Underneath the headlines about AIG and Fannie Mae, credit default swaps and the collapse of the entire investment banking industry, are tens of thousands of men and women who are doing everything they can, every single day, to try to save the institutions which employ them. They knew trouble was brewing in the summer of 2007 and they hoped that the worst was over with the collapse of Bear Stearns.
But all that was prologue. Since Labor Day of this year, they have lived through a disaster of epic proportions. $25 trillion in global equity, give or take, has been erased in a matter of months. Great companies, like Goldman Sachs and Citibank and Morgan Stanley, have been reduced to supplicants for public support. Masters of the Universe now line up at the Fed discount window and at the US Treasury for grotesque welfare checks. They say they need it to "save the system." But they really need it because they were reckless beyond belief.

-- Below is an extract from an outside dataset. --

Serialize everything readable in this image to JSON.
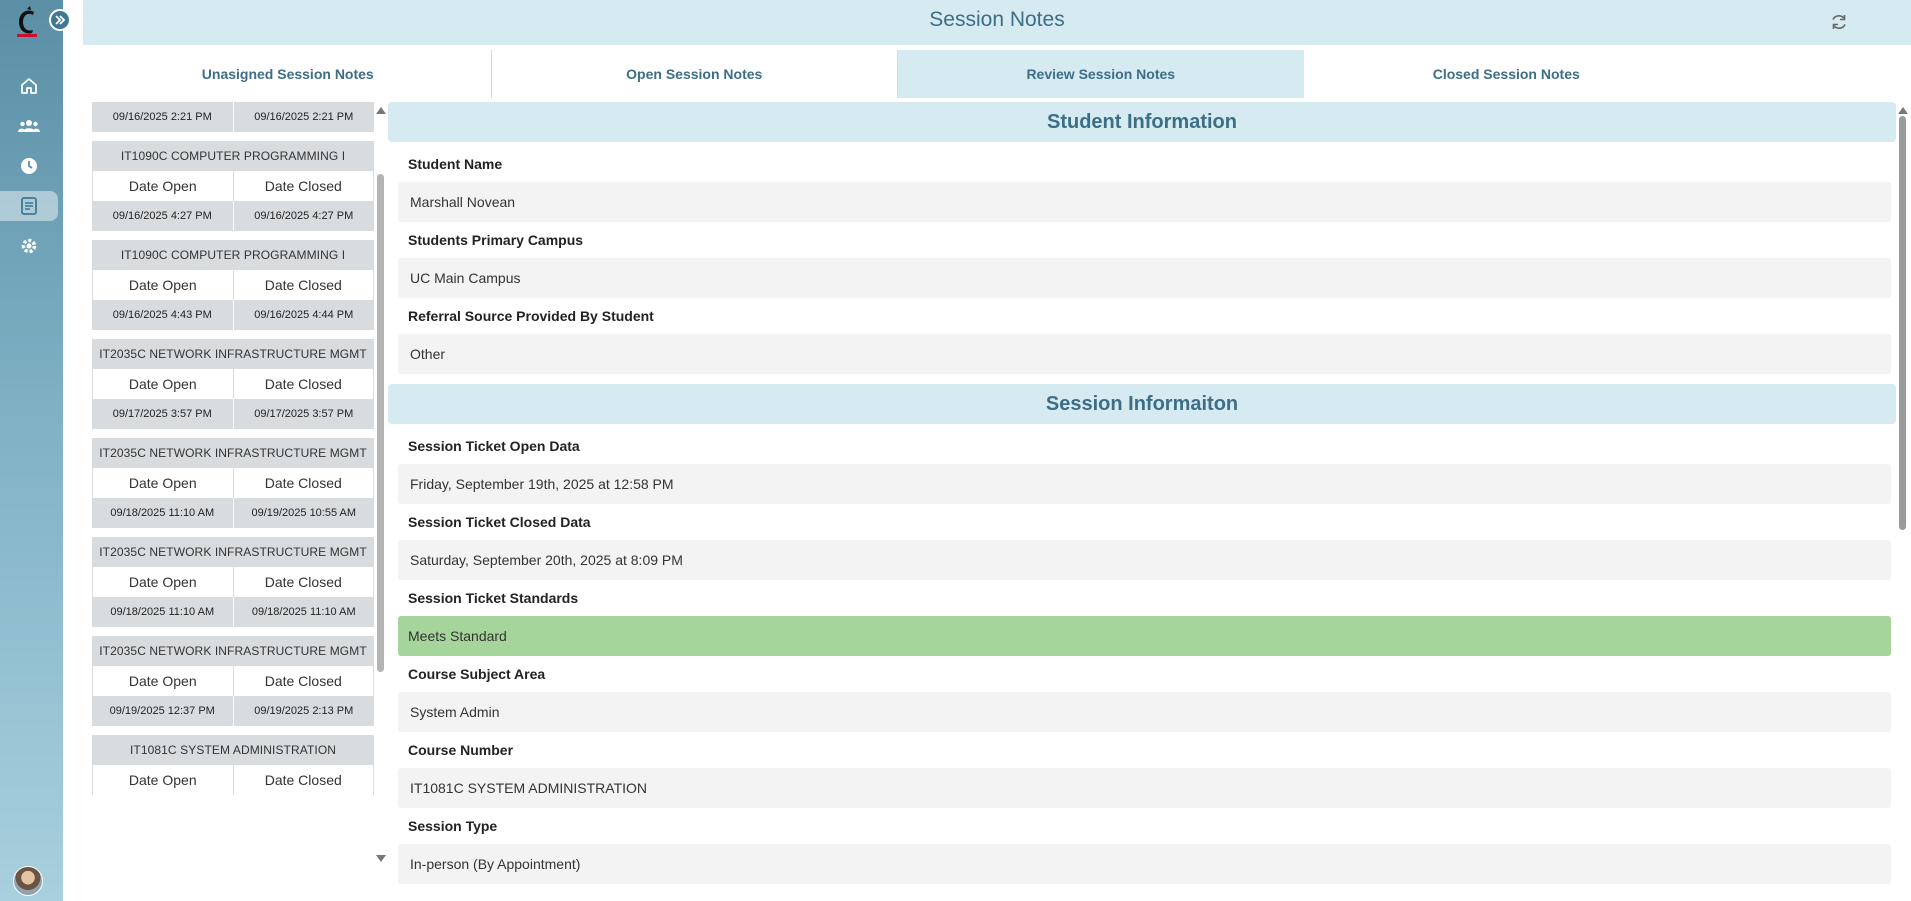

The men and women who work for the Masters of the Universe have no choice, they have to keep working, try to make it work. They are otherwise unemployable, at least in the near term. So they go to work, every day, at 5am and get home late into the evening. Some of them drink five or eight vodkas, on the rocks, in thirty minutes, the moment they get home, just to take the edge off. They eat dinner, kiss the kids goodnight. They sleep fitfully, if they sleep at all.
They work on weekends. They read their Blackberrys obsessively. They tell their spouses that it might all come to an end; not just their job or their firm but the entire financial system might literally melt down to radioactive ash. As they sleep in fits and starts between midnight and 4:30am, they see gigantic waves crashing into their homes, over their cars, drowning their children. It's over-wrought and operatic, so they never talk about these fevered dreams -- not to anyone -- but they wonder if they're telling in some way. Part of their training is to look for "tells."
These men and women all suffer from a compounding case of fatigue warp. They are deranged, to varying degrees. The longer it goes on, the more deranged they become. And deranged people do.......weird things.
Yesterday, senior people at Citibank let it be known (to the Wall Street Journal) that the current Chairman of the Board would likely be replaced by the former Chairman and CEO of Time Warner, Dick Parsons. Of all the people in all the world who are responsible for Citi's dreadful state, perhaps the last person one would hold responsible is the recently-appointed Chairman of the Board. Of all the people in all the world who might be able to do the terrible things that are necessary to save Citi, perhaps the last person one might choose would be Dick Parsons. You don't hire a great diplomat to wage an ugly, brutal war.
Further down in the Journal article, these same senior people let it be known that having failed to acquire Wachovia, Citi had now set its sights on Chevy Chase Bank, a mid-Atlantic regional of no great import. But deposits are deposits, right? Apparently, the Citi execs thought that a double whammy of Parsons and Chevy Chase would rock the Street.
Not surprisingly, investors took in this news and decided that the only rational response was a mad dash for the exits. The stock sold off to the edge of an abyss, before management buying and a market upswing saved it from oblivion. At one o'clock this afternoon, there were more than a few people wondering what the impact of Citi's collapse would be on the global financial system. It was not the first time people had thought along these lines. But it was as close as anyone had ever come to feeling the raw fear of the world's largest bank collapsing like one of the World Trade Center Towers on the morning of September 11th.
Tomorrow, the same army of fatigue-warped men and women get to get up and do it all over again. No sleep, 430am alarm, scan the papers, double depth-charge coffee (two shots of espresso added to a regular coffee), answer thirty emails, off to work we go! Log on, check the Asian and Euro market sell-offs, examine all the new bad news, more coffee.
It's 6am. Do you know where your life went? If you put a sound-track to it, it would be Jimi Hendrix's cover of "All Along The Watchtower." There must be some kind of way out of here.